The aftermath effect included a curious resolution passed by the city council criminalising the wearing of zoot suits, those really nifty pants with pleats and cuffs and broadshouldered barrio jackets. It was a new age of juvenile delinquency according to the city council and the zoot suit was the new street gangster garb of choice. Even Gene Krupa the virtuoso drummer of the be bop age was attacked on stage and his band members were beaten up for wearing the zoot suits they had always worn as their stage costumes.

The riots soon subsided as the US Military finally stepped in and all military personnel were confined to their barracks and ships, and LA was now officially "off limits" to them.
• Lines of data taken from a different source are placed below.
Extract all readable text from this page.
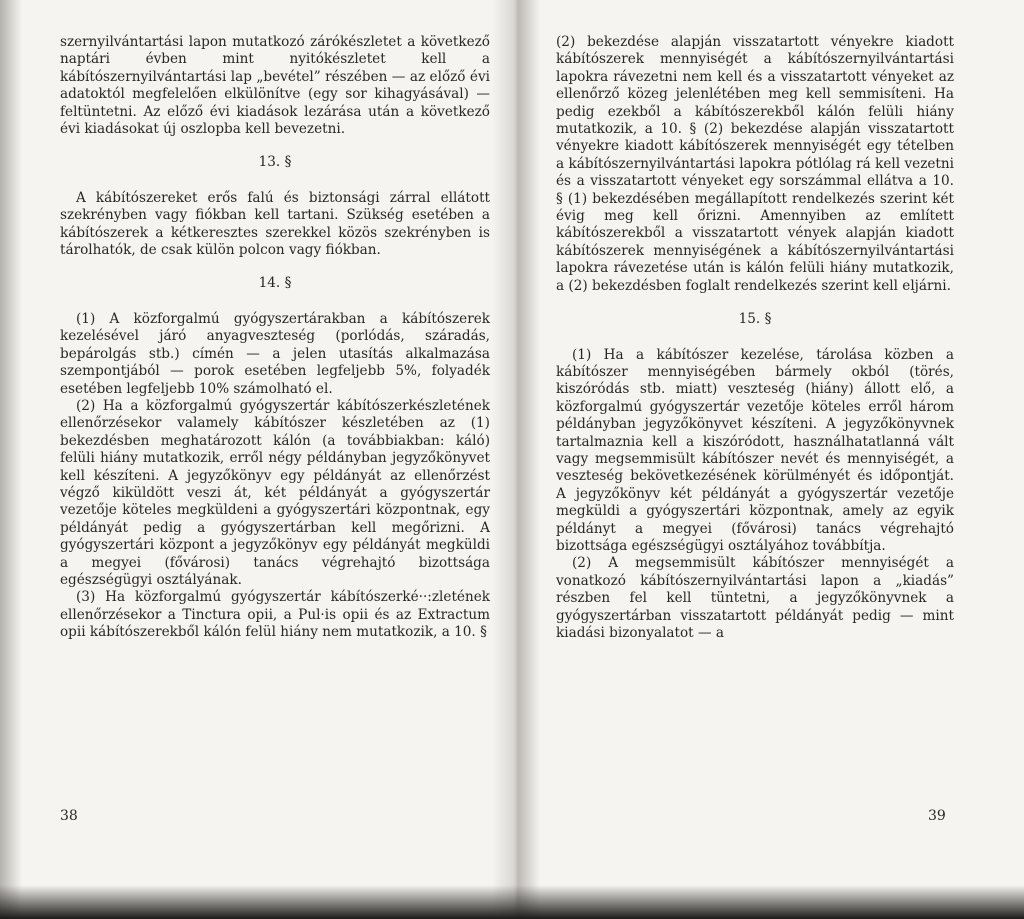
szernyilvántartási lapon mutatkozó zárókészletet a következő naptári évben mint nyitókészletet kell a kábítószernyilvántartási lap „bevétel” részében — az előző évi adatoktól megfelelően elkülönítve (egy sor kihagyásával) — feltüntetni. Az előző évi kiadások lezárása után a következő évi kiadásokat új oszlopba kell bevezetni.

13. §

A kábítószereket erős falú és biztonsági zárral ellátott szekrényben vagy fiókban kell tartani. Szükség esetében a kábítószerek a kétkeresztes szerekkel közös szekrényben is tárolhatók, de csak külön polcon vagy fiókban.

14. §

(1) A közforgalmú gyógyszertárakban a kábítószerek kezelésével járó anyagveszteség (porlódás, száradás, bepárolgás stb.) címén — a jelen utasítás alkalmazása szempontjából — porok esetében legfeljebb 5%, folyadék esetében legfeljebb 10% számolható el.

(2) Ha a közforgalmú gyógyszertár kábítószerkészletének ellenőrzésekor valamely kábítószer készletében az (1) bekezdésben meghatározott kálón (a továbbiakban: káló) felüli hiány mutatkozik, erről négy példányban jegyzőkönyvet kell készíteni. A jegyzőkönyv egy példányát az ellenőrzést végző kiküldött veszi át, két példányát a gyógyszertár vezetője köteles megküldeni a gyógyszertári központnak, egy példányát pedig a gyógyszertárban kell megőrizni. A gyógyszertári központ a jegyzőkönyv egy példányát megküldi a megyei (fővárosi) tanács végrehajtó bizottsága egészségügyi osztályának.

(3) Ha közforgalmú gyógyszertár kábítószerké··:zletének ellenőrzésekor a Tinctura opii, a Pul·is opii és az Extractum opii kábítószerekből kálón felül hiány nem mutatkozik, a 10. §

(2) bekezdése alapján visszatartott vényekre kiadott kábítószerek mennyiségét a kábítószernyilvántartási lapokra rávezetni nem kell és a visszatartott vényeket az ellenőrző közeg jelenlétében meg kell semmisíteni. Ha pedig ezekből a kábítószerekből kálón felüli hiány mutatkozik, a 10. § (2) bekezdése alapján visszatartott vényekre kiadott kábítószerek mennyiségét egy tételben a kábítószernyilvántartási lapokra pótlólag rá kell vezetni és a visszatartott vényeket egy sorszámmal ellátva a 10. § (1) bekezdésében megállapított rendelkezés szerint két évig meg kell őrizni. Amennyiben az említett kábítószerekből a visszatartott vények alapján kiadott kábítószerek mennyiségének a kábítószernyilvántartási lapokra rávezetése után is kálón felüli hiány mutatkozik, a (2) bekezdésben foglalt rendelkezés szerint kell eljárni.

15. §

(1) Ha a kábítószer kezelése, tárolása közben a kábítószer mennyiségében bármely okból (törés, kiszóródás stb. miatt) veszteség (hiány) állott elő, a közforgalmú gyógyszertár vezetője köteles erről három példányban jegyzőkönyvet készíteni. A jegyzőkönyvnek tartalmaznia kell a kiszóródott, használhatatlanná vált vagy megsemmisült kábítószer nevét és mennyiségét, a veszteség bekövetkezésének körülményét és időpontját. A jegyzőkönyv két példányát a gyógyszertár vezetője megküldi a gyógyszertári központnak, amely az egyik példányt a megyei (fővárosi) tanács végrehajtó bizottsága egészségügyi osztályához továbbítja.

(2) A megsemmisült kábítószer mennyiségét a vonatkozó kábítószernyilvántartási lapon a „kiadás” részben fel kell tüntetni, a jegyzőkönyvnek a gyógyszertárban visszatartott példányát pedig — mint kiadási bizonyalatot — a

38	39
In an almost predictable statement from the US Military, it was declared that the "military personnel involved in the riots were acting in self defense..."

The repercussions from the riots included a formal complaint lodged by the Mexican government with the State Department, and in quick response, the California governor convened a commitee to determine the cause of the riots. The cause! Fortunately the came to the correct conclusion..it was racism. One interesting underlying note...the California agriccultural economy was heavily dependent on cheap Mexican labor to work the fields to harvest the yields.
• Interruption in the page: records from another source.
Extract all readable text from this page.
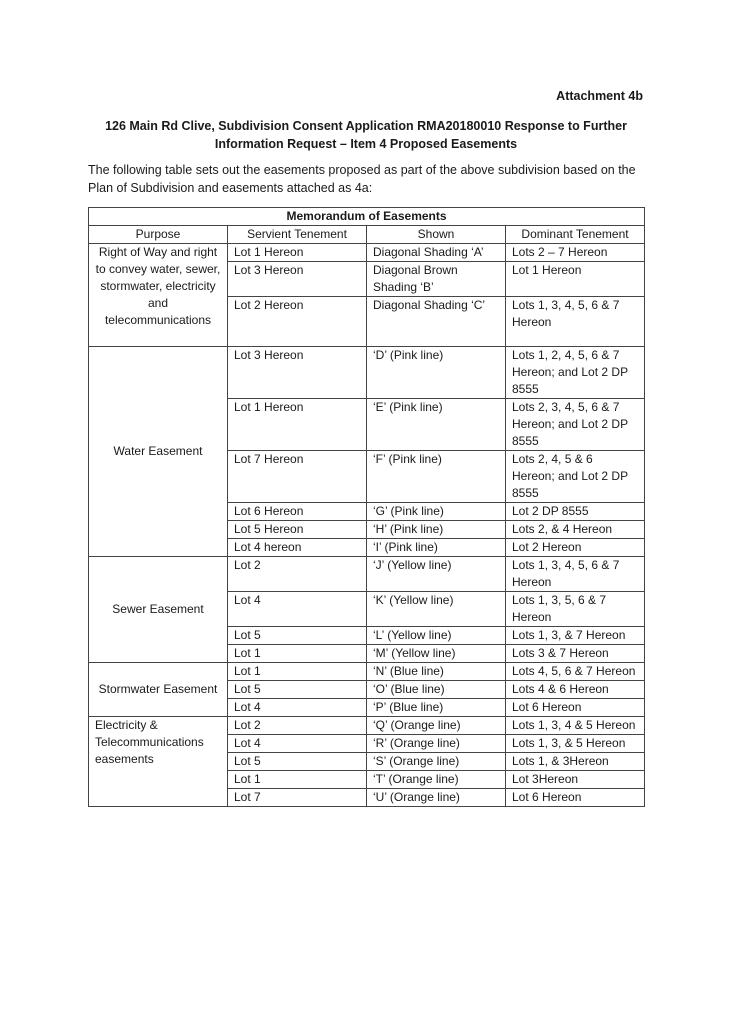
Attachment 4b
126 Main Rd Clive, Subdivision Consent Application RMA20180010 Response to Further
Information Request – Item 4 Proposed Easements
The following table sets out the easements proposed as part of the above subdivision based on the Plan of Subdivision and easements attached as 4a:
Memorandum of Easements			
Purpose	Servient Tenement	Shown	Dominant Tenement
Right of Way and right to convey water, sewer, stormwater, electricity and telecommunications	Lot 1 Hereon	Diagonal Shading ‘A’	Lots 2 – 7 Hereon
	Lot 3 Hereon	Diagonal Brown Shading ‘B’	Lot 1 Hereon
	Lot 2 Hereon	Diagonal Shading ‘C’	Lots 1, 3, 4, 5, 6 & 7 Hereon
Water Easement	Lot 3 Hereon	‘D’ (Pink line)	Lots 1, 2, 4, 5, 6 & 7 Hereon; and Lot 2 DP 8555
	Lot 1 Hereon	‘E’ (Pink line)	Lots 2, 3, 4, 5, 6 & 7 Hereon; and Lot 2 DP 8555
	Lot 7 Hereon	‘F’ (Pink line)	Lots 2, 4, 5 & 6 Hereon; and Lot 2 DP 8555
	Lot 6 Hereon	‘G’ (Pink line)	Lot 2 DP 8555
	Lot 5 Hereon	‘H’ (Pink line)	Lots 2, & 4 Hereon
	Lot 4 hereon	‘I’ (Pink line)	Lot 2 Hereon
Sewer Easement	Lot 2	‘J’ (Yellow line)	Lots 1, 3, 4, 5, 6 & 7 Hereon
	Lot 4	‘K’ (Yellow line)	Lots 1, 3, 5, 6 & 7 Hereon
	Lot 5	‘L’ (Yellow line)	Lots 1, 3, & 7 Hereon
	Lot 1	‘M’ (Yellow line)	Lots 3 & 7 Hereon
Stormwater Easement	Lot 1	‘N’ (Blue line)	Lots 4, 5, 6 & 7 Hereon
	Lot 5	‘O’ (Blue line)	Lots 4 & 6 Hereon
	Lot 4	‘P’ (Blue line)	Lot 6 Hereon
Electricity & Telecommunications easements	Lot 2	‘Q’ (Orange line)	Lots 1, 3, 4 & 5 Hereon
	Lot 4	‘R’ (Orange line)	Lots 1, 3, & 5 Hereon
	Lot 5	‘S’ (Orange line)	Lots 1, & 3Hereon
	Lot 1	‘T’ (Orange line)	Lot 3Hereon
	Lot 7	‘U’ (Orange line)	Lot 6 Hereon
This is when Eleanor Roosevelt (to me she was indeed if not in reality, at least de facto the first female president the country has ever had, and only at this point) In her own newspaper column dated June 16, 1943 she said, and I quote, "The question goes deeper than just suits. It is a racial protest. I have been worried for a long time about the Mexican racial situation. It is a problem with roots going a long way back, and we do not always face these problems as we should." June 16, 1943. In response the competition in the LA Times labeled her a communist and helping to foment more violence in the barrios! As the hind-sight maggots crawled out from the woodwork, one US Senator said he had undeniable proof that Nazi agents were behind all the racial unrest in order to weaken America from within, and to gain a foothold without in Latin America to plan for military invasion of the United States in the future. He was asked to produce this "proof" and like Sen. Joe McCarthy years later...had none to produce for congressional show and tell day.
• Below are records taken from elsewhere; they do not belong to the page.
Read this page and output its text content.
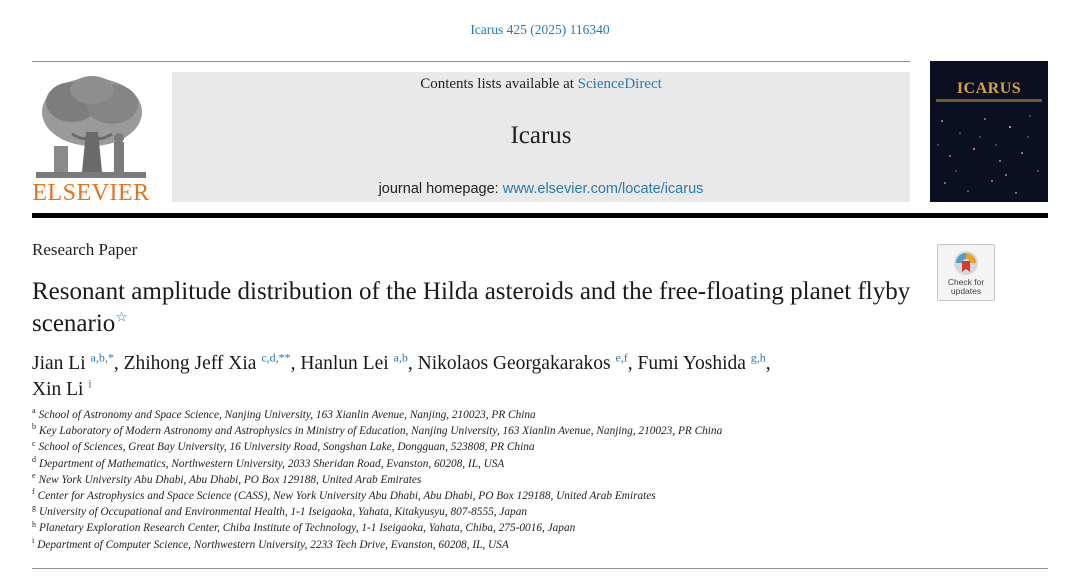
Icarus 425 (2025) 116340
ELSEVIER
Contents lists available at ScienceDirect
Icarus
journal homepage: www.elsevier.com/locate/icarus
ICARUS
Research Paper
Check for
updates
Resonant amplitude distribution of the Hilda asteroids and the free-floating planet flyby scenario☆
Jian Li $^{a,b,*}$, Zhihong Jeff Xia $^{c,d,**}$, Hanlun Lei $^{a,b}$, Nikolaos Georgakarakos $^{e,f}$, Fumi Yoshida $^{g,h}$,
Xin Li $^i$
$^a$ School of Astronomy and Space Science, Nanjing University, 163 Xianlin Avenue, Nanjing, 210023, PR China
$^b$ Key Laboratory of Modern Astronomy and Astrophysics in Ministry of Education, Nanjing University, 163 Xianlin Avenue, Nanjing, 210023, PR China
$^c$ School of Sciences, Great Bay University, 16 University Road, Songshan Lake, Dongguan, 523808, PR China
$^d$ Department of Mathematics, Northwestern University, 2033 Sheridan Road, Evanston, 60208, IL, USA
$^e$ New York University Abu Dhabi, Abu Dhabi, PO Box 129188, United Arab Emirates
$^f$ Center for Astrophysics and Space Science (CASS), New York University Abu Dhabi, Abu Dhabi, PO Box 129188, United Arab Emirates
$^g$ University of Occupational and Environmental Health, 1-1 Iseigaoka, Yahata, Kitakyusyu, 807-8555, Japan
$^h$ Planetary Exploration Research Center, Chiba Institute of Technology, 1-1 Iseigaoka, Yahata, Chiba, 275-0016, Japan
$^i$ Department of Computer Science, Northwestern University, 2233 Tech Drive, Evanston, 60208, IL, USA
The Zoot Suit Riots are now an obscure item on the ledger of the American history of race relations. It's impact was nuclear at the time from a sociological perspective. In the 1950's racism in the form of lynch mobs in the south where blacks were denied the right to vote, attend the schools of their choice and in some cases it was a crime for a black person to marry a white person. Today, the racial issue is still alive as the flame has not died out yet as illegal immigration takes the center stage and once again, the animosity is directed towards Mexican-Americans. Working conditions and health conditions in the ag fields are not that much improved from a half century ago. Malnutrition and proper medical care are still missing from the migrant worker equation. All that aside, legol or illegal, racism has built to a crescendo once again, and if you are of Hispanic heritage and an American citizen you are still a target of hatred in the minds of many.and the fallout is spreading. God be with you if you walk down the street with a Zoot Suit on looking for that retro look of the past...it may trigger a response you didn't bargoin for. But deep down inside, you have to admit...the zoot suit was high hipster fashion and we're all just hipsters at heart..of any race!